B 12 Ein autonomes Lastenrad entwickeln III

Hindernisse und Fragestellungen

Eine große Herausforderung besteht darin, das autonome Lastenrad in die Lage zu versetzen, auch unübersichtliche Verkehrssituationen zu erfassen und richtig zu interpretieren.

Anders als bei Autos, die meist über eine eigene Fahrbahn verfügen, bewegen sich Fahrräder oft auf gemeinsamen Wegen mit Fußgänger*innen oder auf der Autofahrbahn. Das Zusammenspiel mit anderen Verkehrsteilnehmer*innen ist also anspruchsvoll. Dabei fehlt einem autonomen Lastenrad ein wichtiges Mittel, das bei der Begegnung zwischen menschlichen Verkehrsteilnehmer*innen eine wichtige Rolle spielt: der Blickkontakt.
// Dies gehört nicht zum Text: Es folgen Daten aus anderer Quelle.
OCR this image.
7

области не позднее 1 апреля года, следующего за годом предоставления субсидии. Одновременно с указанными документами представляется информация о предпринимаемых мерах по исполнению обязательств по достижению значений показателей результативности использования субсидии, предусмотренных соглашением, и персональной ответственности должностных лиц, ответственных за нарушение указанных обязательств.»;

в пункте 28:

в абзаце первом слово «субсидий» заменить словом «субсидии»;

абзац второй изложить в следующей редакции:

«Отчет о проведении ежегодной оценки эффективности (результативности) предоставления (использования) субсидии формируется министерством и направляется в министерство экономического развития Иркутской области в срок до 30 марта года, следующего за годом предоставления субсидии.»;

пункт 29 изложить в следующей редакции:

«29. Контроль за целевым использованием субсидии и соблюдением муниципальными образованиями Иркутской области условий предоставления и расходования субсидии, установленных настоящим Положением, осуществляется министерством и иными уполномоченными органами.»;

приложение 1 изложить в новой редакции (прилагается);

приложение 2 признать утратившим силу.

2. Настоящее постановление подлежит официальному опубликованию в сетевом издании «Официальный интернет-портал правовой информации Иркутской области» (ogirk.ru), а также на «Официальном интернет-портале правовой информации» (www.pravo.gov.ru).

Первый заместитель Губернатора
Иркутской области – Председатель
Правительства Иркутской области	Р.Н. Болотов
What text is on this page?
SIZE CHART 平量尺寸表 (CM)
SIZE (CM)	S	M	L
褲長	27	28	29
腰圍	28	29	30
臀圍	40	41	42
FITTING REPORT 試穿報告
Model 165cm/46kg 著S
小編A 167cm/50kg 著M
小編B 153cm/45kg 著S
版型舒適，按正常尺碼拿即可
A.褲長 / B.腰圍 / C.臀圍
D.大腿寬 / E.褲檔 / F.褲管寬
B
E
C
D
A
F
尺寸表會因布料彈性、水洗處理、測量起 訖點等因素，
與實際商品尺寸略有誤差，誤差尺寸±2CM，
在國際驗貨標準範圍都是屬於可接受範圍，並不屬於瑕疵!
Auch links abbiegen und eine Straße ohne Ampel zu überqueren sind große Herausforderungen für ein solches Fahrzeug.  

Unter diesen Bedingungen würde man die Fähigkeit des Systems, sich auf ständig wechselnde Situationen mit vielen Beteiligten einzustellen und innerhalb kurzer Zeit Entscheidungen zu treffen, wohl als „intelligent“ bezeichnen können.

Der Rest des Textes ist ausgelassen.